Saturday, February 4, 2017

What Unemployment Taught Me About Writing

I, and many college graduates in 2009, didn’t expect to graduate into a world with no jobs, and yet we did.  I was, perhaps happy for awhile.  We had a savings at the time, and Ryan hadn’t yet lost his job.  I watched way too much Buffy, lived off of yogurt and farmer’s market berries with iced coffee while writing all day and I should have been happy.  
I should have used the time to write and submit and publish.  But I am in love with the art of creation, as much as any other writer.  I am incredibly hard on myself and am not inclined to think a thing is ever truly ready.  I should have decided to aproach my writing as a business then.  Vut at 25, I was just too you, too inexperienced with anything outside retail, and far too unconfident.  Even though, to many people around me I didn’t seem it.  I looked my most confident back then.  I appeared and sometimes even convinced myself that I felt the most self-assured.  
But I didn’t do the one thing I wanted with my life:  make a living off of my writing.  I spent so much time blogging and trying to understand the changing publishing world, that I did not take the leap.  I didn’t believe in myself.  Not really.  
I thought that I did.  
Unemployment taught me to feel guilty about my writing to think of it as an effort that didn’t earn me a paycheck.  A time sink that ate up all the time that I should have spent applying for jobs.  
It taught me that I chased my value--not as a writer like I thought I did--but relative to a paycheck.  What a great disservice I did myself.  
At least unemployment taught me that in order to move forward as a writer, the one great area I needed to work on was confidence.  In time, the lesson was learned and now I can make a  decision about what direction to move in.  I understand that I need to make money from my art to see myself as professional, as contributing to the amazing world of literature.  I learned that when I don’t fully engage with these things I wound myself.  I deny myself.  
I have to--had to--find confidence in my own abilities in order to give myself what I need.  A future as an author. A professional writer. So now I can work toward that goal.

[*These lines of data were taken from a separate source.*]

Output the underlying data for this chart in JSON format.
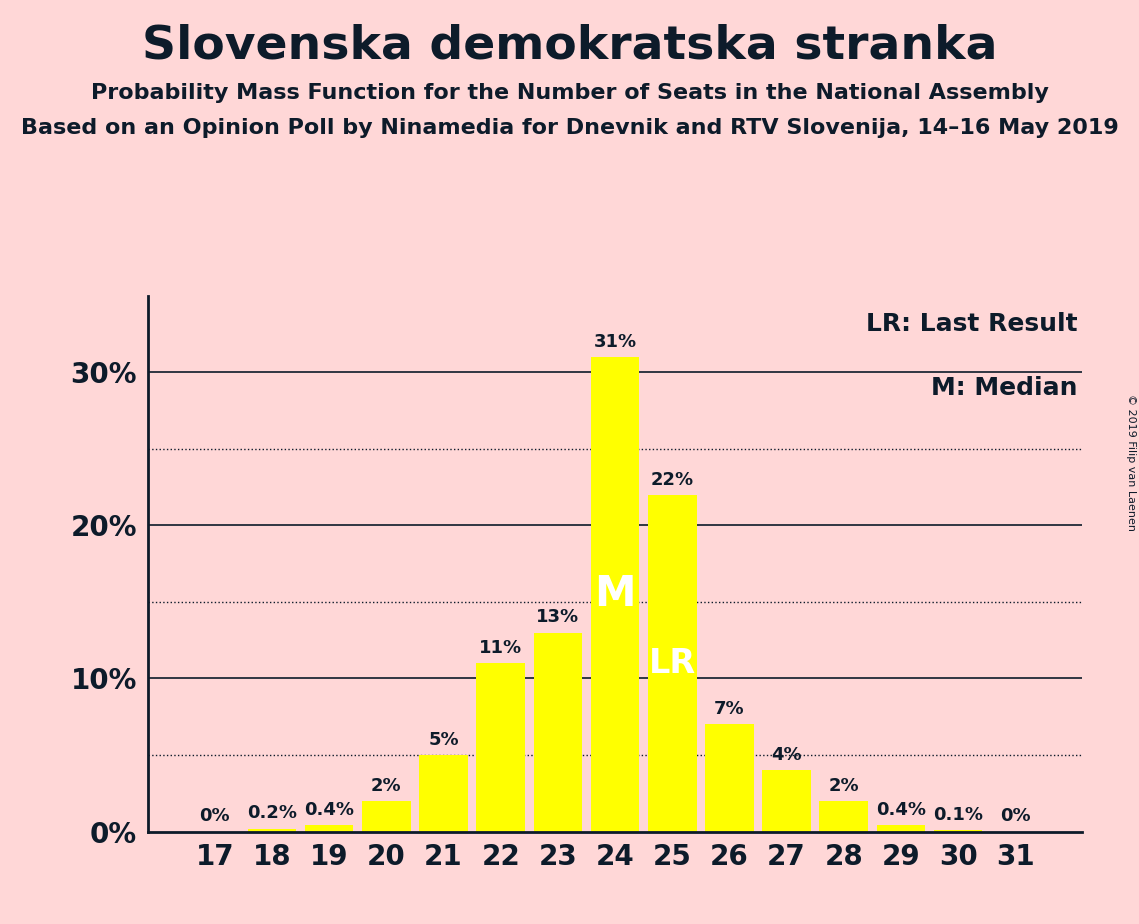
{
  "title": "Slovenska demokratska stranka",
  "subtitle1": "Probability Mass Function for the Number of Seats in the National Assembly",
  "subtitle2": "Based on an Opinion Poll by Ninamedia for Dnevnik and RTV Slovenija, 14–16 May 2019",
  "copyright": "© 2019 Filip van Laenen",
  "categories": [
    17,
    18,
    19,
    20,
    21,
    22,
    23,
    24,
    25,
    26,
    27,
    28,
    29,
    30,
    31
  ],
  "values": [
    0.0,
    0.2,
    0.4,
    2.0,
    5.0,
    11.0,
    13.0,
    31.0,
    22.0,
    7.0,
    4.0,
    2.0,
    0.4,
    0.1,
    0.0
  ],
  "labels": [
    "0%",
    "0.2%",
    "0.4%",
    "2%",
    "5%",
    "11%",
    "13%",
    "31%",
    "22%",
    "7%",
    "4%",
    "2%",
    "0.4%",
    "0.1%",
    "0%"
  ],
  "bar_color": "#FFFF00",
  "background_color": "#FFD7D7",
  "text_color": "#0D1B2A",
  "median_seat": 24,
  "lr_seat": 25,
  "median_label": "M",
  "lr_label": "LR",
  "dotted_lines": [
    5,
    15,
    25
  ],
  "solid_lines": [
    10,
    20,
    30
  ],
  "ylim": [
    0,
    35
  ],
  "legend_lr": "LR: Last Result",
  "legend_m": "M: Median",
  "title_fontsize": 34,
  "subtitle_fontsize": 16,
  "tick_fontsize": 20,
  "label_fontsize": 13,
  "legend_fontsize": 18,
  "copyright_fontsize": 8
}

Wednesday, February 1, 2017

What College Taught me About Writing

I, naturally, chose a writing and thinking heavy major in college.  I loved professors best who made me question all of my assumptions about myself and my world. These skills, like a good book, open the mind to see from new perspectives.  
What this taught me was to strive for newness.  Freshness.  
Anthropology, my major, introduced me to other ways of living,thinking, structuring a society and the harm caused by Imperial actions and ethnocentrism.  It taught me what culture was, despite that being such a  vague and intangible concept.  It gave me the tools to analyze my own indoctrination and see where and how my preconceived view of the world helped or hindered me.  The ability to analyze gave me the vested interest in looking into how I, personally, could grow in the direction I wanted to--a direction that represented my true values and ideals without merely mimicking that given by society.  Not that this process is foolproof, or ever complete.  But it is a skill at self-analysis.  
In writing this helps, particularly in Fantasy because of the breadth of issues presented is fodder for stories and the tenants of culture give a writer much material to craft one's own cultures. Also helpful is developing an understanding of cross-cultural power relationships and how this transforms individuals. This has helped me take some of the large cultural ideas that I learned in college--and in life--and be able to break tem down into character driven stories.  You, my readers, can judge how successful I am with this. But all things are a process.
There are questions, too, that come from our modern world.  What is privilege?  What are the constraints of power?  How is prestige given and taken away?  How does perception of one’s place in society promote action?  Or inhibit action? And that is just a few questions that float through my mind right now.  
Questions like this.  Experience.  This settles in a writer’s mind and slowly, subtly affects what writers write.  My perspective affects what I write.  So come and explore these questions with me.  Explore the characters and places that questions and experience shape through a jostling of information and imagination. It should be fun.